Early 19th century geologists were well aware that there existed all over Europe gigantic boulders which differed in composition from their surroundings, and which had obviously been transported to their current location from some distant spot. The accepted explanation for these erratics, as they were called, was that they had been carried by the great currents of water and mud associated with the Biblical Flood. By the early 1800s, however, some scientists had begun to question this explanation: was a great deluge, they wondered - even a divinely inspired one - actually capable of transporting gigantic boulders over such great distances?
Then in 1837 a young Swiss geologist called Louis Agazziz outlined his astounding theory that most of Europe was at one time covered by a thick layer of ice, whose motion had gouged deep grooves in the underlying terrain; it had also swallowed up large chunks of rock in its path, and deposited them in splendid isolation many miles from their point of origin. Agazziz visited Ireland in 1840 and identified several landscapes in Cavan, Down and Dublin that illustrated his theory, but to most pundits of the day the existence of an "Ice Age", Irish or otherwise, was, at best, an open question. The argument was clinched, however, by evidence from Lough Doon presented to the Geological Society of Dublin by one John Ball in November, 1849.
Ball was born in Dublin in 1818, graduated from Cambridge University, and spent several years travelling Europe studying natural history. There he saw the glaciers of Switzerland and became familiar with the controversial theories of Agazziz. In 1846 he returned to Ireland, became a Poor Law Commissioner, and was posted to Co Kerry to assist with measures for famine relief.

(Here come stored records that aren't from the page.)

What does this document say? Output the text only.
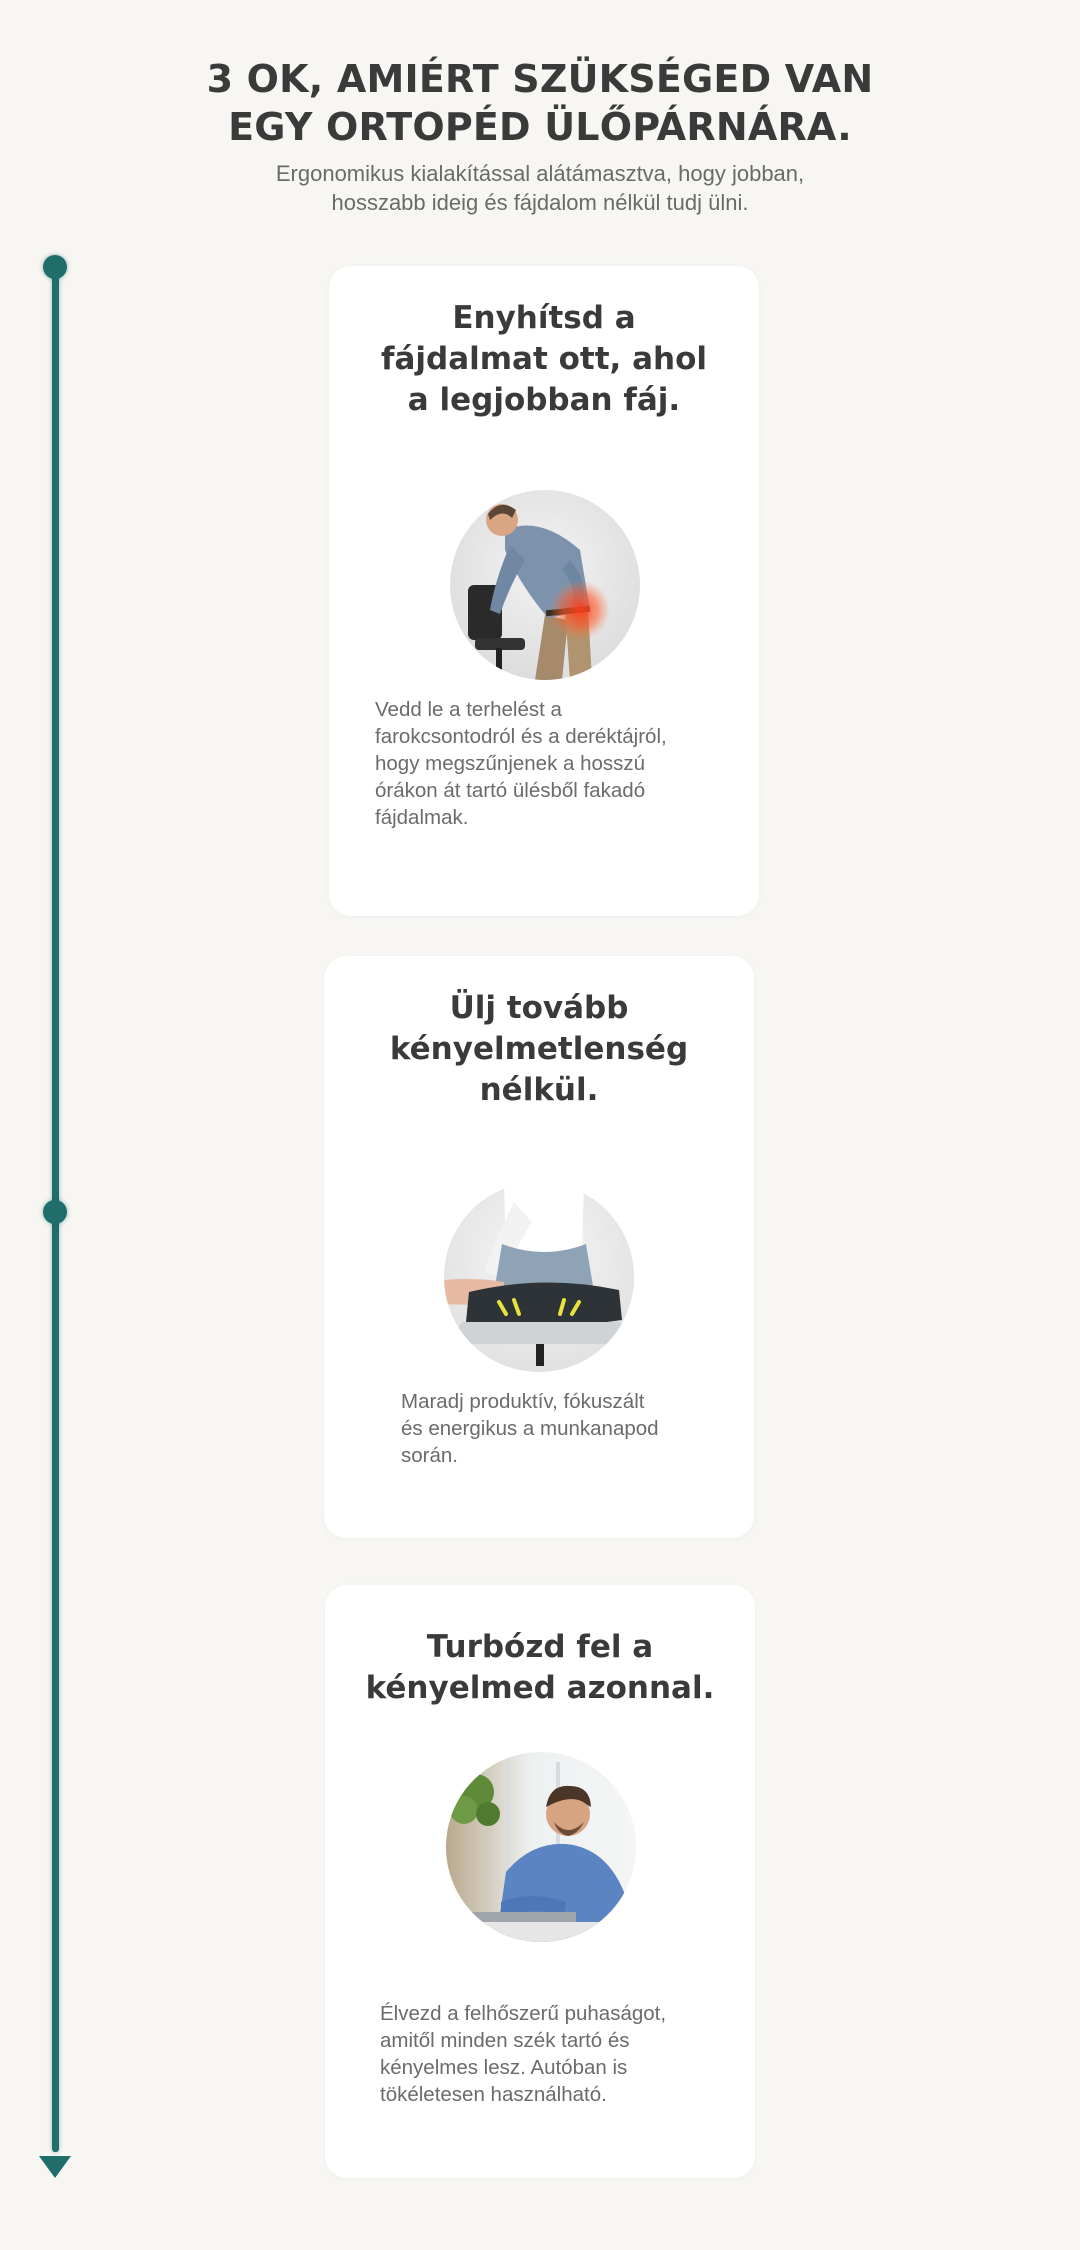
3 OK, AMIÉRT SZÜKSÉGED VAN
EGY ORTOPÉD ÜLŐPÁRNÁRA.

Ergonomikus kialakítással alátámasztva, hogy jobban,
hosszabb ideig és fájdalom nélkül tudj ülni.

Enyhítsd a
fájdalmat ott, ahol
a legjobban fáj.

Vedd le a terhelést a
farokcsontodról és a deréktájról,
hogy megszűnjenek a hosszú
órákon át tartó ülésből fakadó
fájdalmak.

Ülj tovább
kényelmetlenség
nélkül.

Maradj produktív, fókuszált
és energikus a munkanapod
során.

Turbózd fel a
kényelmed azonnal.

Élvezd a felhőszerű puhaságot,
amitől minden szék tartó és
kényelmes lesz. Autóban is
tökéletesen használható.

Everywhere Ball looked in Co Kerry, he saw signs of ancient glacial activity that were similar to those of more recent origin in Switzerland. Lough Doon and its surroundings, in particular, provided some of the more spectacular examples, and his presentation on them to the GSD, entitled "Notice of the Former Existence of Small Glaciers in the County of Kerry" brought the Ice Age irrefutably to Ireland.